Through a partnership with the Department of Arts and Art History and the Georgetown University Art Galleries, two students contributed to the panel–Sophie Bennett (a senior at Georgetown University College of Arts and Sciences, studying art history and French) and Sakina Ahmed (a graduate student in the Department of Art and Art History).
A recording of the event is available here.
On November 15, 2022, the virtual panel Ukrainian Literature in Times of War: A Conversation with Oksana Zabuzhko featured an award-winning novelist, poet, and essayist recognized as Ukraine’s leading public intellectual.
Writing in what she considers an endangered language, Oksana Zabuzhko addresses the complexity of Ukrainian national identity by blending past and present history, politics, society, gender, family, and the body.
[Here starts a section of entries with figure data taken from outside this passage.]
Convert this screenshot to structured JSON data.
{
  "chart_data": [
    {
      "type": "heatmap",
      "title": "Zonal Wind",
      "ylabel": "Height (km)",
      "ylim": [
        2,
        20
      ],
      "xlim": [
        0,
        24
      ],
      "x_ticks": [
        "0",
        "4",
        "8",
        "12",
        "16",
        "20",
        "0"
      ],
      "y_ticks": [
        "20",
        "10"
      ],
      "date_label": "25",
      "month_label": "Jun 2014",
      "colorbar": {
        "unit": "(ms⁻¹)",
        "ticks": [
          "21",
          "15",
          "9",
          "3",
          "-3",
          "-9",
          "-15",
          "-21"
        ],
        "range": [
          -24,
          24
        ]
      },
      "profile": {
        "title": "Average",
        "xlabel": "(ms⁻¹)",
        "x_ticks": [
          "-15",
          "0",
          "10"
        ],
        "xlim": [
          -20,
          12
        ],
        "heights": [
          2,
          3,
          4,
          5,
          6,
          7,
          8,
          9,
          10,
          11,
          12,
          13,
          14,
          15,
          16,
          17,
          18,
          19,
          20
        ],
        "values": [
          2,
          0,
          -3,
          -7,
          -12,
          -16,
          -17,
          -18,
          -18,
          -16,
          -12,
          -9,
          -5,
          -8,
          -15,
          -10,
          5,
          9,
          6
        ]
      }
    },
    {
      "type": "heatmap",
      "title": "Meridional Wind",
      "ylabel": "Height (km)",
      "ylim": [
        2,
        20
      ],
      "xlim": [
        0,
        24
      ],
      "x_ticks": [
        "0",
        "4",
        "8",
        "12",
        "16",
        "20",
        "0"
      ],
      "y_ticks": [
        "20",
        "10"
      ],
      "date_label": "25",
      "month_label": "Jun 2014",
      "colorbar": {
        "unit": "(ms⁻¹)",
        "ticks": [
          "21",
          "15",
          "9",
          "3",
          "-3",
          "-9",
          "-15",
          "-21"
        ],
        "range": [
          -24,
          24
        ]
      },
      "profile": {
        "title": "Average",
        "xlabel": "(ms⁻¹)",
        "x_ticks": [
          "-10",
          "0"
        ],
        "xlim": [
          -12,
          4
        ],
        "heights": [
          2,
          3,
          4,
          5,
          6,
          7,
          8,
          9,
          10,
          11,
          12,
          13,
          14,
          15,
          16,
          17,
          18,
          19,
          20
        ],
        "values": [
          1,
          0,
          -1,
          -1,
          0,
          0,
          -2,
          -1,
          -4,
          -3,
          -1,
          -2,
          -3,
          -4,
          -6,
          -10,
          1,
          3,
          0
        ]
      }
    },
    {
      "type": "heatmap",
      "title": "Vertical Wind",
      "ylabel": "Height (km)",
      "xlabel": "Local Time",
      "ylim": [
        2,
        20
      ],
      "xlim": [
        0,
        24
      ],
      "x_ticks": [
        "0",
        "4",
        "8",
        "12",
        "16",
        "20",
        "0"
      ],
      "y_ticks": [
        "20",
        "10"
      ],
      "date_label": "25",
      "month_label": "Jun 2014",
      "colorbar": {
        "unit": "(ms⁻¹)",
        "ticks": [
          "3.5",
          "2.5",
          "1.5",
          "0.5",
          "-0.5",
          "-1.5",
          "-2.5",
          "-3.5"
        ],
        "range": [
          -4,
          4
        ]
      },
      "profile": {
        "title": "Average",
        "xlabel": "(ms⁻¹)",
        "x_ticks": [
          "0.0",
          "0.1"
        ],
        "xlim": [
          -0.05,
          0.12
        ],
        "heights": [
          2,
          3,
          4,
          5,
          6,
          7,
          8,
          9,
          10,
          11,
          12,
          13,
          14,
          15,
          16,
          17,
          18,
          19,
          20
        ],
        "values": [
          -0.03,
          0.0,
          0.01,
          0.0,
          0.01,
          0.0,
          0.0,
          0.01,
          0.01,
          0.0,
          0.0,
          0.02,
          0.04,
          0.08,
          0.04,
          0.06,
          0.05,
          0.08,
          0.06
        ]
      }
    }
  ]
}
Her controversial and pioneering first novel, Fieldwork in Ukrainian Sex, is one of the pivotal texts in post-Soviet Ukrainian literature. It denounces man-woman relationships that impose traditional patriarchal roles and subject women to social and sexual oppression as the equivalent of totalitarianism. Her monumental novel, The Museum of Abandoned Secrets (2009) addresses Ukraine’s opposition to the 20th-century Soviet regime, debunking the myth of the «friendships of nations» that endured in Putin’s Russia. It was awarded the Angelus Central European Literary Prize (2013) as the best novel of Eastern and Central Europe.
Her non-fiction books include the collection of poems and essays A Kingdom of Fallen Statues and Notre Dame d’Ukraine (2007), a historical and intellectual journey through ages, cultures, and denominations in search of a lost Ukraine, and centered around the fin-de-siècle Ukrainian writer Lesya Ukrayinka.
Among her numerous national and international recognitions are the Antonovych International Foundation Prize (2008), the Ukrainian National Award of the Order of Princess Olga (2009), and the Shevchenko National Prize of Ukraine (2019). Her collection of stories Your Ad Could Go Here (2017) was listed by the New York Times among the 100 best books of 2020 from around the world.
Oksana Zabuzhko shared her reflections on her work, her country, and what it means to write in times of war. Leading questions came from Prof. George Mihaychuk (Slavic Languages and Literatures) and students Emily Green (senior in SFS, majoring in International Politics and minoring in Russian) and Jeremy Cohen (a first-year M.A. student in the Center for Eurasian Russian and East European Studies, working on the intersection of national memory, identity, and politics in Eurasia).
A video recording of the event is available here.
The Seminar Series will continue in the Spring semester.